With SVMs and logistic-regression, the parameter C controls the sparsity: the smaller C the fewer features selected. With Lasso, the higher the alpha parameter, the fewer features selected.

Genetic Algorithms

This was informed mostly from this post (opens in a new tab). I am using a genetic algorithm for feature selection. But, a genetic algorithm can also be used for hyper-parameter optimization. Because the steps are pretty straightforward and generalized, it applies to many different areas.

Genetic Algorithm

Selecting features is an NP-Hard problem. The optimal configuration is a set or subset of those features, given a set of features. This method is a discrete selection. With a permutation of possibilities, it is very costly to determine the optimal feature set.

Genetic algorithms use an approach to determine an optimal set based on evolution. For feature selection, the first step is to generate a population based on subsets of the possible features.

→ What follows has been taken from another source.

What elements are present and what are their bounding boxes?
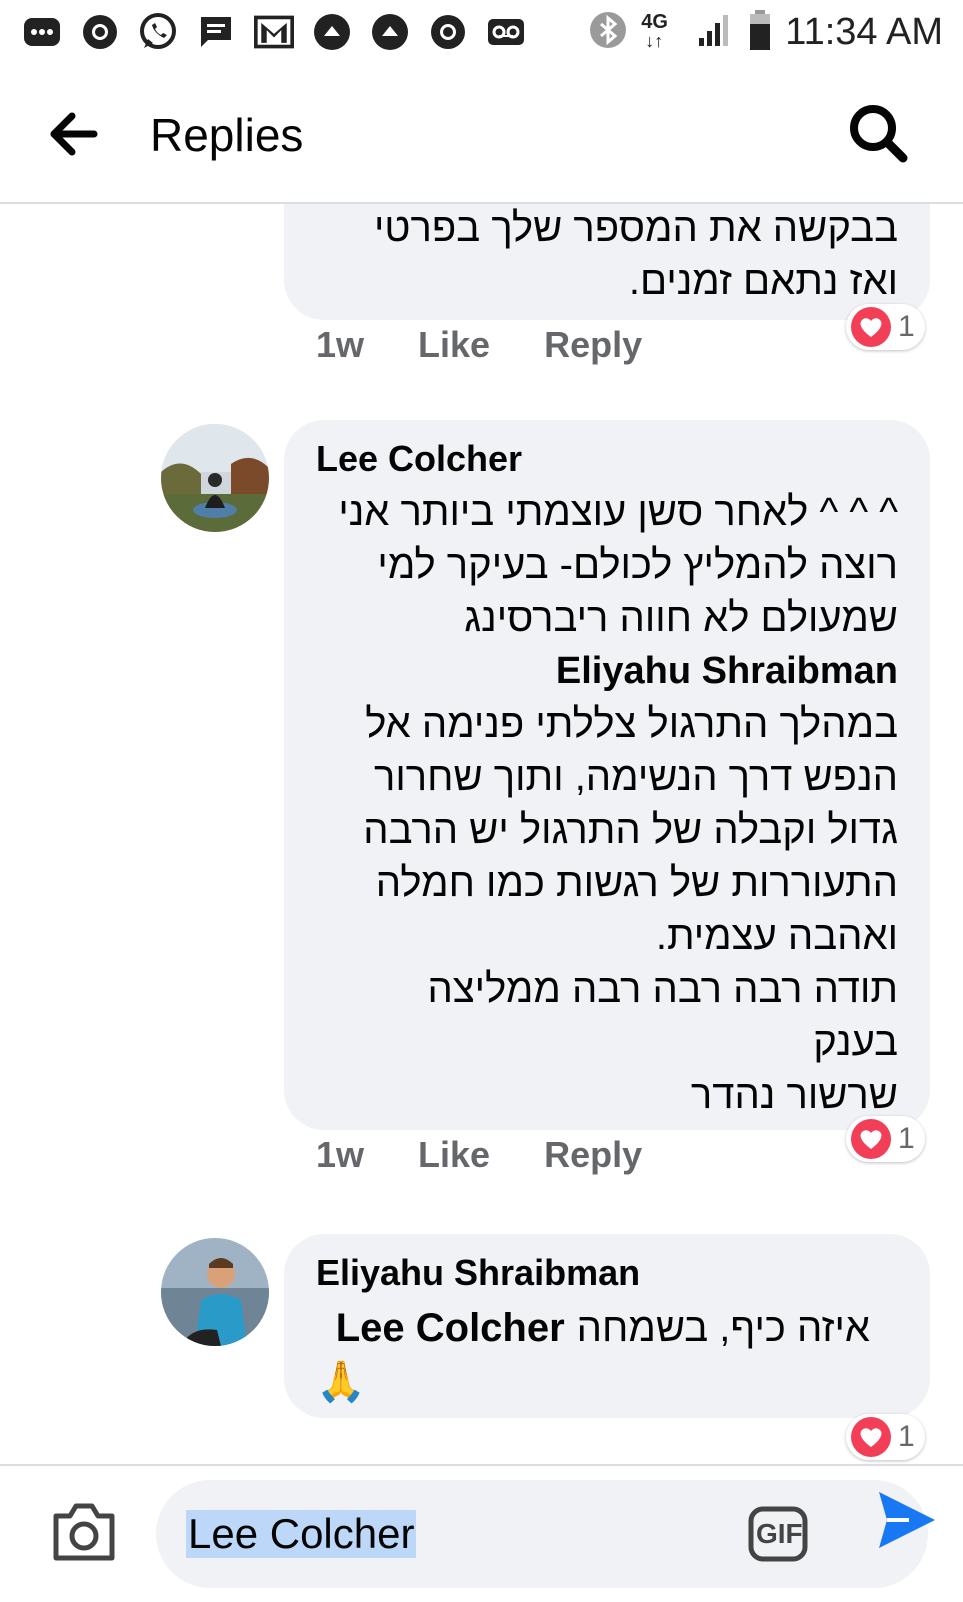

From this population, the subsets are evaluated using a predictive model for the target task. Once each member of the population is considered, a tournament is performed to determine which subsets will continue into the next generation.

The next generation is composed of the tournament winners, with some cross over (update the winning feature sets with features from the other winners) and mutation (introduce or remove some features at random).

  1. An initial population is produced.
  2. A score is attached to the members of the population.
  3. A subset is selected for reproduction with a tournament.
  4. Select genetic material to pass on.
  5. Apply mutations.
  6. Repeat over multiple generations.

The algorithm runs for a set number of generations (iterations). After which, the optimal member of the population is the selected features.

The experiments are based on the UCI breast cancer dataset, which contains 569 instances and 30 features. With this dataset, I test several classifiers with all of the features, the subset of features from the genetic algorithm, and five features using the chi-squared test for comparison. Below is the code used to select up to five features using a genetic algorithm. After installing the sklearn-genetic package, the code is straightforward.

from sklearn.datasets import load_breast_cancer
from genetic_selection import GeneticSelectionCV
from sklearn.tree import DecisionTreeClassifier
import pandas as pd
import numpy as np
data = load_breast_cancer()
df = pd.DataFrame(data.data, columns=data.feature_names)
df['target'] = data.target
X = df.drop(['target'], axis=1)
y = df['target'].astype(float)
estimator = DecisionTreeClassifier()
model = GeneticSelectionCV(
    estimator, cv=5, verbose=0,
    scoring="accuracy", max_features=5,
    n_population=100, crossover_proba=0.5,
    mutation_proba=0.2, n_generations=50,
    crossover_independent_proba=0.5,
    mutation_independent_proba=0.04,
    tournament_size=3, n_gen_no_change=10,
    caching=True, n_jobs=-1)
model = model.fit(X, y)
print('Features:', X.columns[model.support_])
Features: Index(['mean texture', 'mean concavity', 'worst radius', 'worst concave points'],
          dtype='object')

GeneticSelectionCV

The initial population (of size n_population) is generated at random from the sample space of feature sets. These sets are limited in scope by the parameter max_features, which sets the maximum size of each feature subset. For each member of the initial population, a score is measured with the target metric. This measurement is the performance of the estimator specified.

A tournament selection is performed to determine which members will continue to the next generation. The number of members within the tournament is set with tournament_size. Tournament size is a selection of a few members from the population that compete against one another based on the scoring metric. The winner of a tournament is chosen as a parent for the next generation.

The number of members for the tournament should remain small. When the value is quite large, the current best member is usually selected. This behaviour causes none of the weaker members to be selected. While providing temporary performance gains, ultimately, this leads to a reduced performance overall as the weaker options are not given a chance to improve.